To read on The New York Times website:
Supreme Court to Consider Legal Standard Drawn From ‘Of Mice and Men’
WASHINGTON — In 2002, the Supreme Court barred the execution of the intellectually disabled. But it gave states a lot of leeway to decide just who was, in the language of the day, “mentally retarded.”
Texas took a creative approach, adopting what one judge there later called “the Lennie standard.” That sounds like a reference to an august precedent, but it is not. The Lennie in question is Lennie Small, the dim, hulking farmhand in John Steinbeck’s “Of Mice and Men.”
The Lennie in question is fictional.
Still, Judge Cathy Cochran of the Texas Court of Criminal Appeals wrote in 2004 that Lennie should be a legal touchstone.
“Most Texas citizens might agree that Steinbeck’s Lennie should, by virtue of his lack of reasoning ability and adaptive skills, be exempt” from the death penalty, she wrote. “But, does a consensus of Texas citizens agree that all persons who might legitimately qualify for assistance under the social services definition of mental retardation be exempt from an otherwise constitutional penalty?”
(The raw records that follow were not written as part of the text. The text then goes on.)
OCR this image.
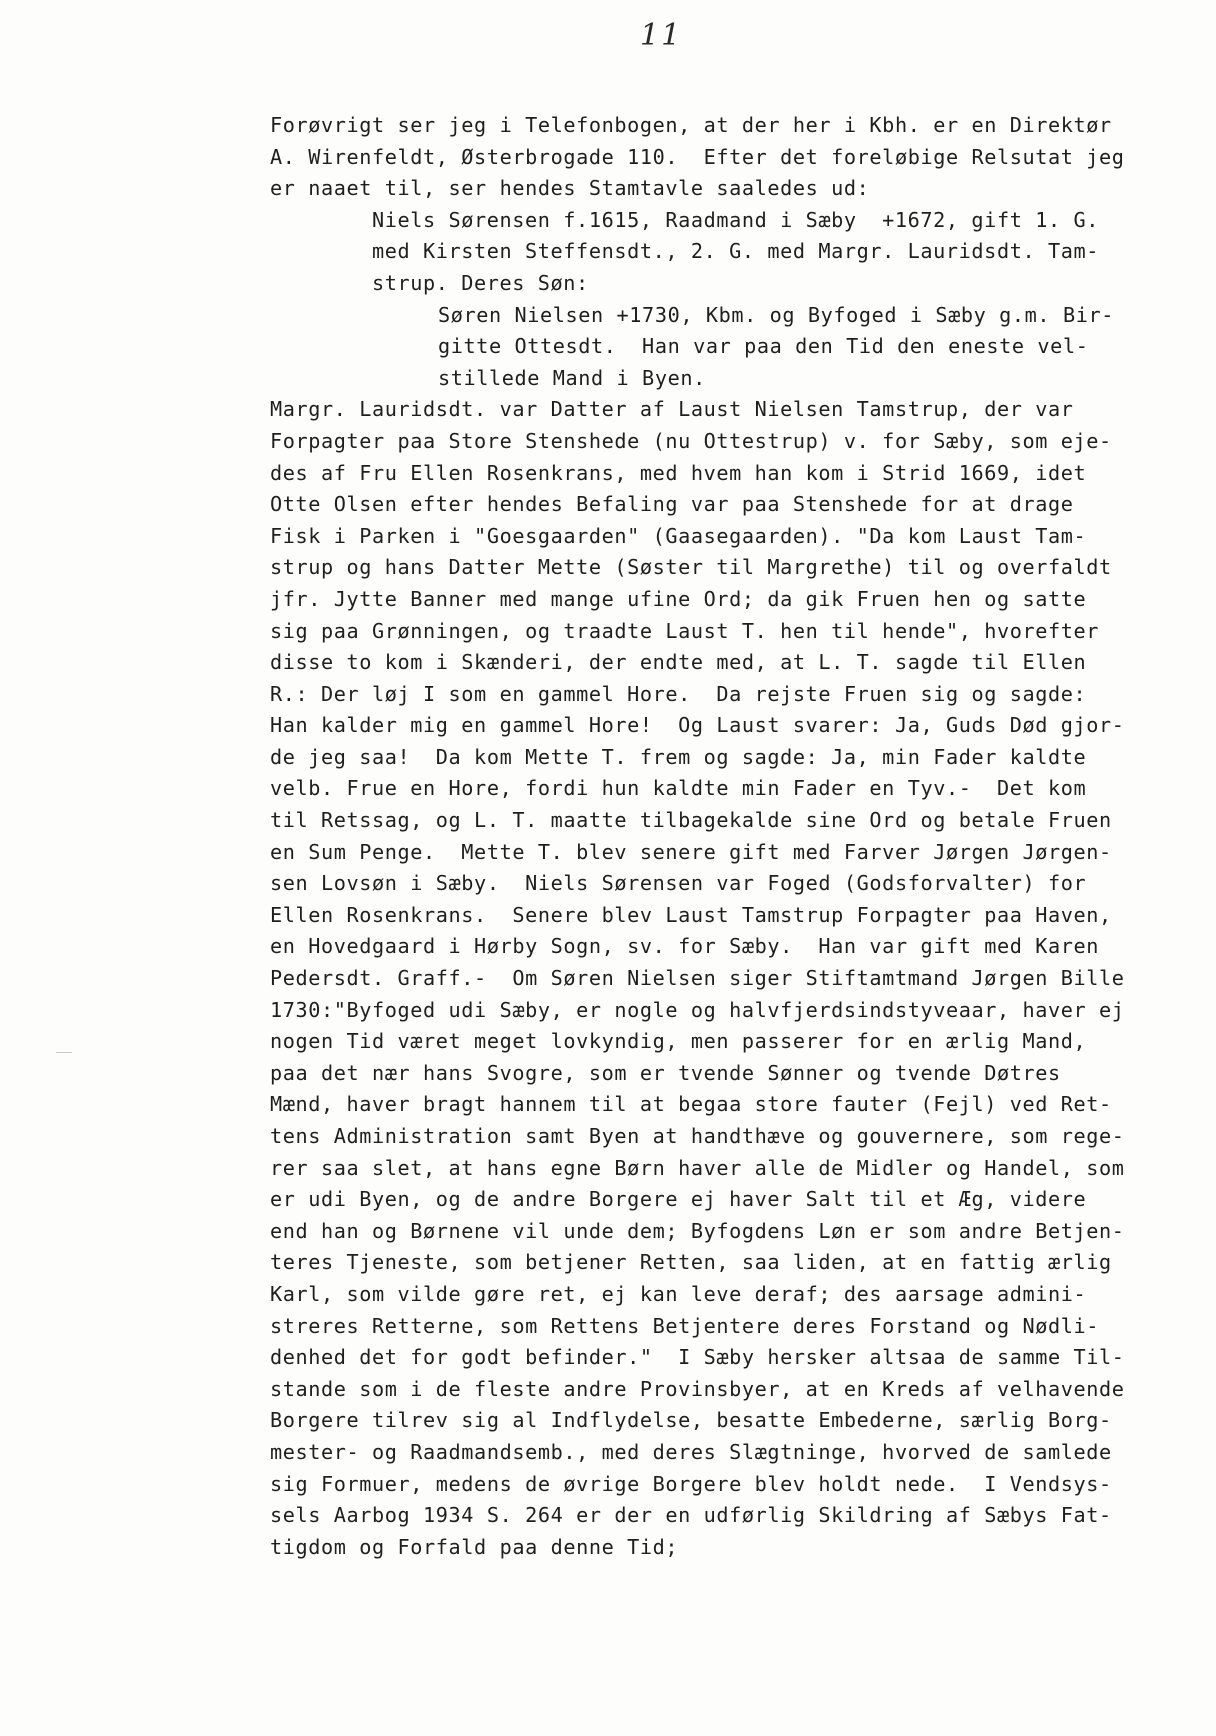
11
Forøvrigt ser jeg i Telefonbogen, at der her i Kbh. er en Direktør
A. Wirenfeldt, Østerbrogade 110.  Efter det foreløbige Relsutat jeg
er naaet til, ser hendes Stamtavle saaledes ud:
Niels Sørensen f.1615, Raadmand i Sæby  +1672, gift 1. G.
med Kirsten Steffensdt., 2. G. med Margr. Lauridsdt. Tam-
strup. Deres Søn:
Søren Nielsen +1730, Kbm. og Byfoged i Sæby g.m. Bir-
gitte Ottesdt.  Han var paa den Tid den eneste vel-
stillede Mand i Byen.
Margr. Lauridsdt. var Datter af Laust Nielsen Tamstrup, der var
Forpagter paa Store Stenshede (nu Ottestrup) v. for Sæby, som eje-
des af Fru Ellen Rosenkrans, med hvem han kom i Strid 1669, idet
Otte Olsen efter hendes Befaling var paa Stenshede for at drage
Fisk i Parken i "Goesgaarden" (Gaasegaarden). "Da kom Laust Tam-
strup og hans Datter Mette (Søster til Margrethe) til og overfaldt
jfr. Jytte Banner med mange ufine Ord; da gik Fruen hen og satte
sig paa Grønningen, og traadte Laust T. hen til hende", hvorefter
disse to kom i Skænderi, der endte med, at L. T. sagde til Ellen
R.: Der løj I som en gammel Hore.  Da rejste Fruen sig og sagde:
Han kalder mig en gammel Hore!  Og Laust svarer: Ja, Guds Død gjor-
de jeg saa!  Da kom Mette T. frem og sagde: Ja, min Fader kaldte
velb. Frue en Hore, fordi hun kaldte min Fader en Tyv.-  Det kom
til Retssag, og L. T. maatte tilbagekalde sine Ord og betale Fruen
en Sum Penge.  Mette T. blev senere gift med Farver Jørgen Jørgen-
sen Lovsøn i Sæby.  Niels Sørensen var Foged (Godsforvalter) for
Ellen Rosenkrans.  Senere blev Laust Tamstrup Forpagter paa Haven,
en Hovedgaard i Hørby Sogn, sv. for Sæby.  Han var gift med Karen
Pedersdt. Graff.-  Om Søren Nielsen siger Stiftamtmand Jørgen Bille
1730:"Byfoged udi Sæby, er nogle og halvfjerdsindstyveaar, haver ej
nogen Tid været meget lovkyndig, men passerer for en ærlig Mand,
paa det nær hans Svogre, som er tvende Sønner og tvende Døtres
Mænd, haver bragt hannem til at begaa store fauter (Fejl) ved Ret-
tens Administration samt Byen at handthæve og gouvernere, som rege-
rer saa slet, at hans egne Børn haver alle de Midler og Handel, som
er udi Byen, og de andre Borgere ej haver Salt til et Æg, videre
end han og Børnene vil unde dem; Byfogdens Løn er som andre Betjen-
teres Tjeneste, som betjener Retten, saa liden, at en fattig ærlig
Karl, som vilde gøre ret, ej kan leve deraf; des aarsage admini-
streres Retterne, som Rettens Betjentere deres Forstand og Nødli-
denhed det for godt befinder."  I Sæby hersker altsaa de samme Til-
stande som i de fleste andre Provinsbyer, at en Kreds af velhavende
Borgere tilrev sig al Indflydelse, besatte Embederne, særlig Borg-
mester- og Raadmandsemb., med deres Slægtninge, hvorved de samlede
sig Formuer, medens de øvrige Borgere blev holdt nede.  I Vendsys-
sels Aarbog 1934 S. 264 er der en udførlig Skildring af Sæbys Fat-
tigdom og Forfald paa denne Tid;
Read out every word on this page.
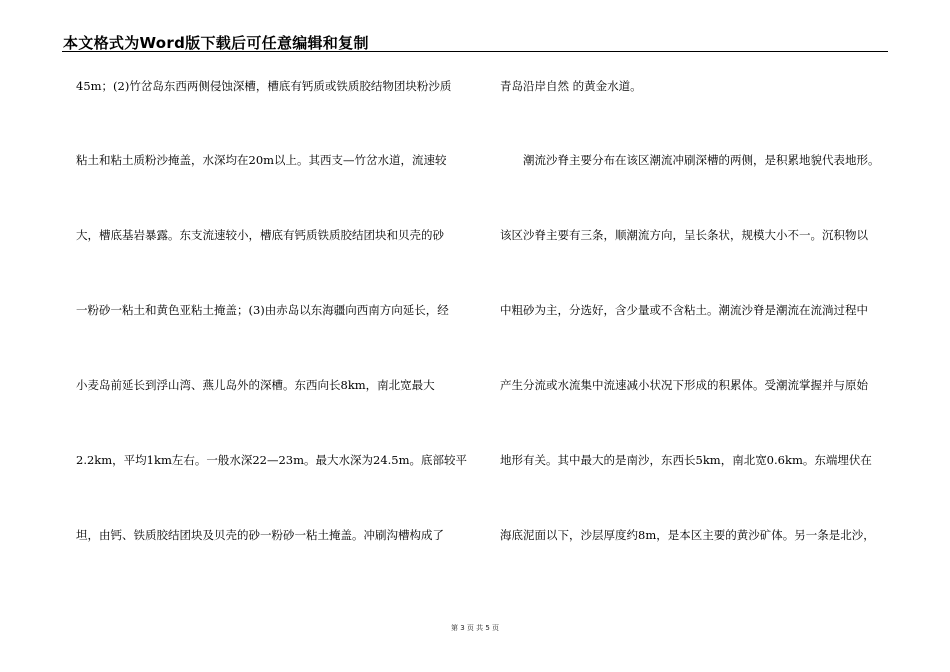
本文格式为Word版下载后可任意编辑和复制
45m；(2)竹岔岛东西两侧侵蚀深槽，槽底有钙质或铁质胶结物团块粉沙质
粘土和粘土质粉沙掩盖，水深均在20m以上。其西支—竹岔水道，流速较
大，槽底基岩暴露。东支流速较小，槽底有钙质铁质胶结团块和贝壳的砂
一粉砂一粘土和黄色亚粘土掩盖；(3)由赤岛以东海疆向西南方向延长，经
小麦岛前延长到浮山湾、燕儿岛外的深槽。东西向长8km，南北宽最大
2.2km，平均1km左右。一般水深22—23m。最大水深为24.5m。底部较平
坦，由钙、铁质胶结团块及贝壳的砂一粉砂一粘土掩盖。冲刷沟槽构成了
青岛沿岸自然 的黄金水道。
潮流沙脊主要分布在该区潮流冲刷深槽的两侧，是积累地貌代表地形。
该区沙脊主要有三条，顺潮流方向，呈长条状，规模大小不一。沉积物以
中粗砂为主，分选好，含少量或不含粘土。潮流沙脊是潮流在流淌过程中
产生分流或水流集中流速减小状况下形成的积累体。受潮流掌握并与原始
地形有关。其中最大的是南沙，东西长5km，南北宽0.6km。东端埋伏在
海底泥面以下，沙层厚度约8m，是本区主要的黄沙矿体。另一条是北沙，
第 3 页 共 5 页
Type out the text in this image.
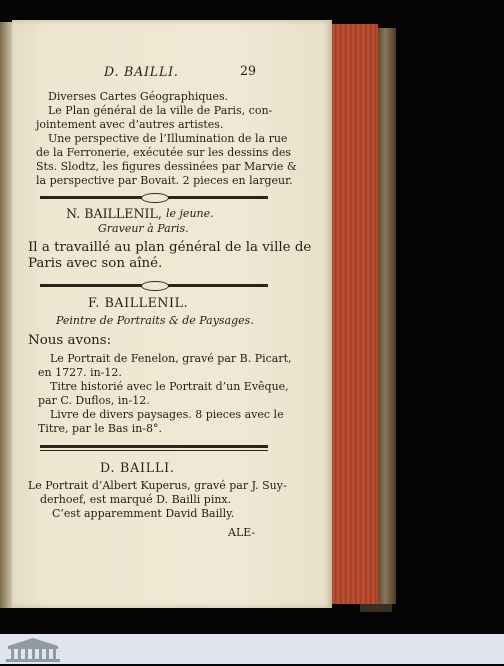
D. BAILLI.	29
Diverses Cartes Géographiques.
Le Plan général de la ville de Paris, con-
jointement avec d’autres artistes.
Une perspective de l’Illumination de la rue
de la Ferronerie, exécutée sur les dessins des
Sts. Slodtz, les figures dessinées par Marvie &
la perspective par Bovait. 2 pieces en largeur.
N. BAILLENIL, le jeune.
Graveur à Paris.
Il a travaillé au plan général de la ville de
Paris avec son aîné.
F. BAILLENIL.
Peintre de Portraits & de Paysages.
Nous avons:
Le Portrait de Fenelon, gravé par B. Picart,
en 1727. in-12.
Titre historié avec le Portrait d’un Evêque,
par C. Duflos, in-12.
Livre de divers paysages. 8 pieces avec le
Titre, par le Bas in-8°.
D. BAILLI.
Le Portrait d’Albert Kuperus, gravé par J. Suy-
derhoef, est marqué D. Bailli pinx.
C’est apparemment David Bailly.
ALE-
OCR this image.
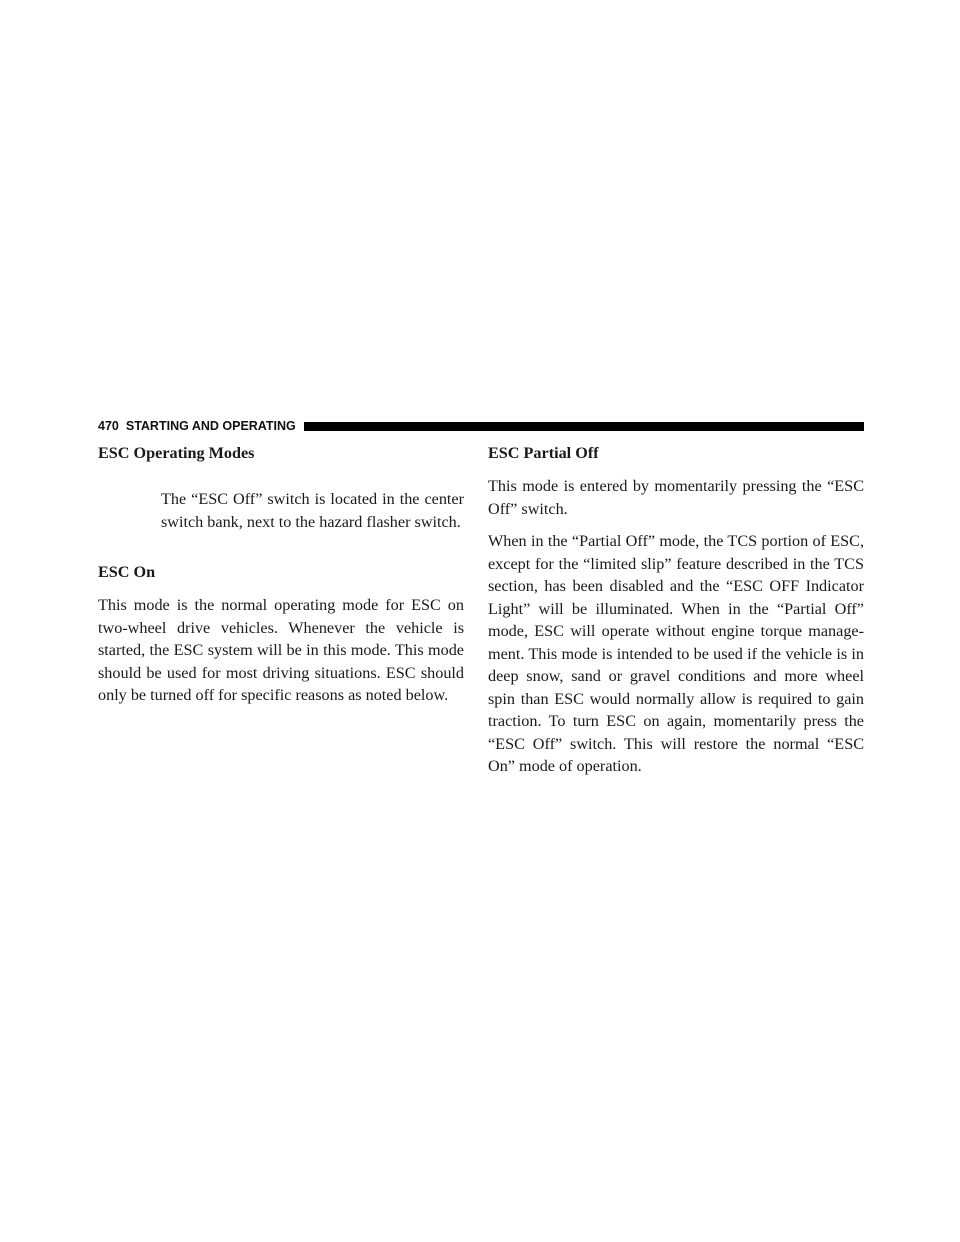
470 STARTING AND OPERATING
ESC Operating Modes

The “ESC Off” switch is located in the center switch bank, next to the hazard flasher switch.

ESC On

This mode is the normal operating mode for ESC on two-wheel drive vehicles. Whenever the vehicle is started, the ESC system will be in this mode. This mode should be used for most driving situations. ESC should only be turned off for specific reasons as noted below.

ESC Partial Off

This mode is entered by momentarily pressing the “ESC Off” switch.

When in the “Partial Off” mode, the TCS portion of ESC, except for the “limited slip” feature described in the TCS section, has been disabled and the “ESC OFF Indicator Light” will be illuminated. When in the “Partial Off” mode, ESC will operate without engine torque manage-ment. This mode is intended to be used if the vehicle is in deep snow, sand or gravel conditions and more wheel spin than ESC would normally allow is required to gain traction. To turn ESC on again, momentarily press the “ESC Off” switch. This will restore the normal “ESC On” mode of operation.
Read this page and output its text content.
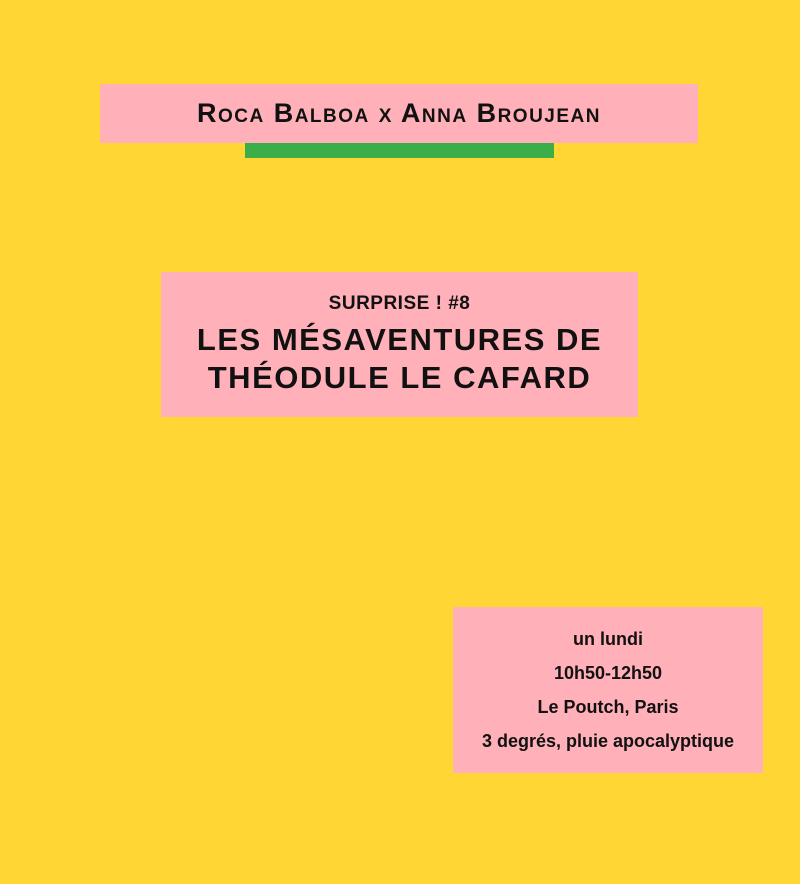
Roca Balboa x Anna Broujean
SURPRISE ! #8
LES MÉSAVENTURES DE
THÉODULE LE CAFARD
un lundi
10h50-12h50
Le Poutch, Paris
3 degrés, pluie apocalyptique
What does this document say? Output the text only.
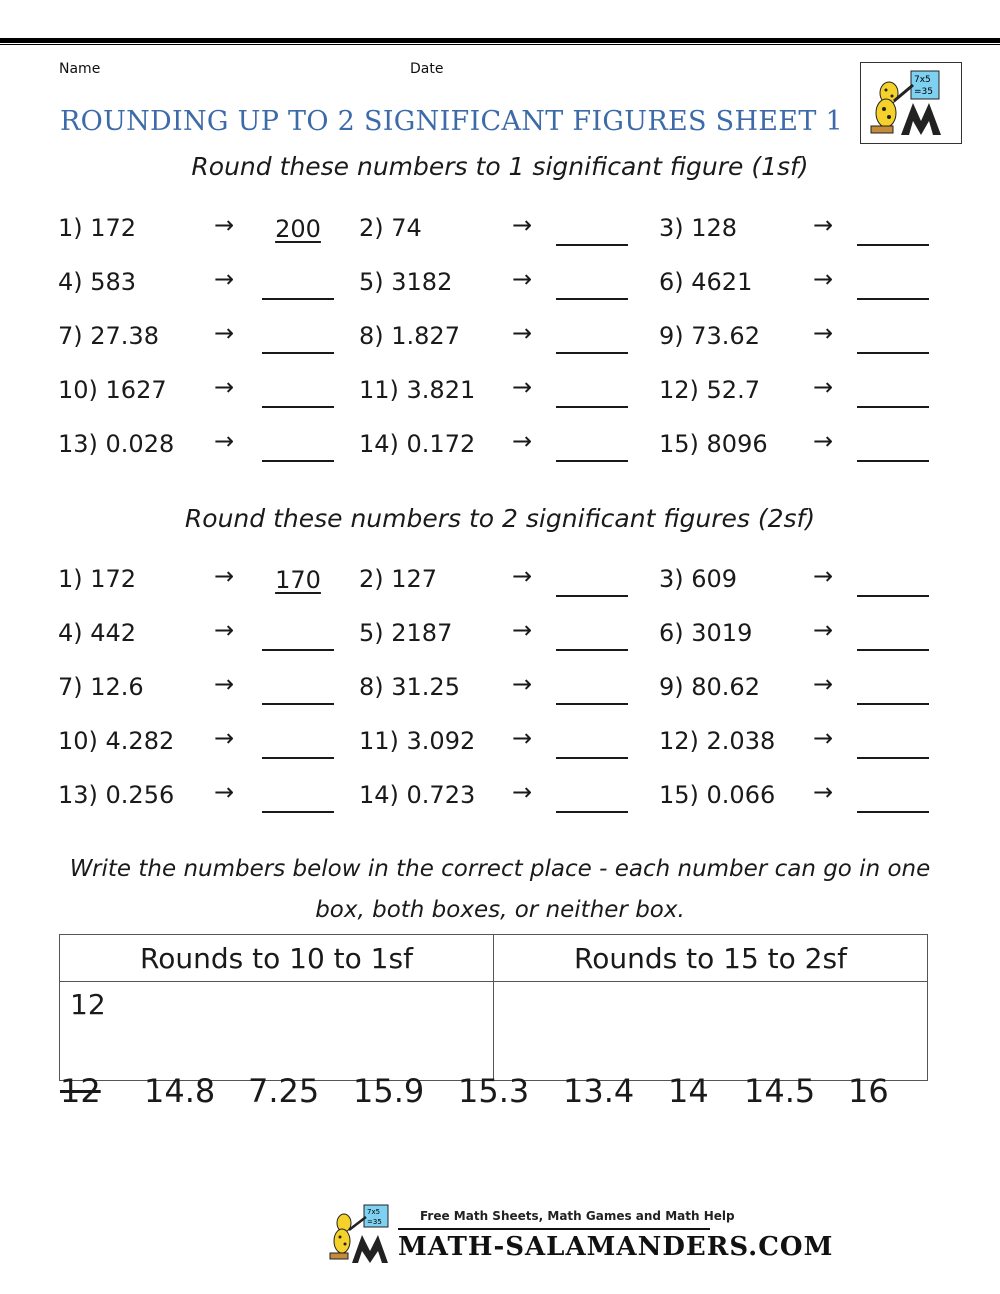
Name	Date
ROUNDING UP TO 2 SIGNIFICANT FIGURES SHEET 1
7x5
=35
Round these numbers to 1 significant figure (1sf)
1) 172	→	200	2) 74	→	3) 128	→
4) 583	→	5) 3182 →	6) 4621	→
7) 27.38 →	8) 1.827 →	9) 73.62 →
10) 1627 →	11) 3.821 →	12) 52.7 →
13) 0.028 →	14) 0.172 →	15) 8096 →
Round these numbers to 2 significant figures (2sf)
1) 172	→	170	2) 127	→	3) 609	→
4) 442	→	5) 2187 →	6) 3019	→
7) 12.6	→	8) 31.25 →	9) 80.62 →
10) 4.282 →	11) 3.092 →	12) 2.038 →
13) 0.256 →	14) 0.723 →	15) 0.066 →
Write the numbers below in the correct place - each number can go in one
box, both boxes, or neither box.
Rounds to 10 to 1sf	Rounds to 15 to 2sf
12	
12 14.8 7.25 15.9 15.3 13.4 14 14.5 16
7x5
=35	Free Math Sheets, Math Games and Math Help
MATH-SALAMANDERS.COM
Judge Cochran, who later said she had reread “all of Steinbeck” in the 1960s while living above Cannery Row in Monterey, Calif., listed seven factors that could spare someone like Lennie, whose rash killing of a young woman was seemingly accidental.
For instance: “Has the person formulated plans and carried them through, or is his conduct impulsive?”
And: “Can the person hide facts or lie effectively?”
This fall, in Moore v. Texas, No. 15-797, the United States Supreme Court will consider whether the Court of Criminal Appeals, Texas’ highest court for criminal matters, went astray last year in upholding the death sentence of Bobby J. Moore based in part on outdated medical criteria and in part on the Lennie standard.
Mr. Moore killed James McCarble, a 70-year-old grocery clerk, during a robbery in 1980 in Houston.
No one disputes that Mr. Moore is at least mentally challenged or, as a psychologist testifying for the prosecution put it at a 2014 hearing, that he most likely “suffers from borderline intellectual functioning.”
Mr. Moore reached his teenage years without understanding how to tell time, the days of the week or the relationship between subtraction and addition. His I.Q. has been measured as high as 78 and as low as 57, averaging around 70. On the other hand, the psychologist testified, the young Bobby Moore had shown skill at mowing lawns and playing pool.
The state judge who heard this evidence, relying on current medical standards on intellectual disability, concluded that executing Mr. Moore would violate the Eighth Amendment’s ban on cruel and unusual punishment.
But the Court of Criminal Appeals reversed the ruling, saying the judge had made a mistake in “employing the definition of intellectual disability presently used.”
Under medical standards from 1992, endorsed in Judge Cochran’s 2004 opinion, Mr. Moore was not intellectually disabled, the appeals court said. The court added that the seven factors listed in the 2004 opinion weighed heavily against Mr. Moore. He had, for instance, worn a wig during the robbery and tried to hide his shotgun in two plastic bags, which prosecutors said was evidence of forethought and planning.
In dissent, Judge Elsa Alcala said the 1992 medical standards used by the majority were “outdated and erroneous.” As for the seven factors, she wrote, “The Lennie standard does not meet the requirements of the federal Constitution.”
“I would set forth a standard,” Judge Alcala wrote, “that does not include any reference to a fictional character.”
In a brief, Ken Paxton, the state’s attorney general, defended the seven factors, though without mentioning Lennie. He also urged the Supreme Court to let judges and juries, rather than medical professionals, decide who should be spared the death penalty.
That echoed a 2014 dissent from Justice Samuel A. Alito Jr., who said it was a bad idea to rely on the shifting views of medical experts to decide who must be spared execution based on intellectual disability. The majority in that case, Hall v. Florida, struck down Florida’s I.Q. score cutoff of 70 as too rigid.
In doing so, Justice Alito wrote, the majority had effectively overruled the part of its 2002 Atkins v. Virginia decision that allowed states to use their own definitions of intellectual disability, and instead imposed “the evolving standards of professional societies, most notably the American Psychiatric Association.”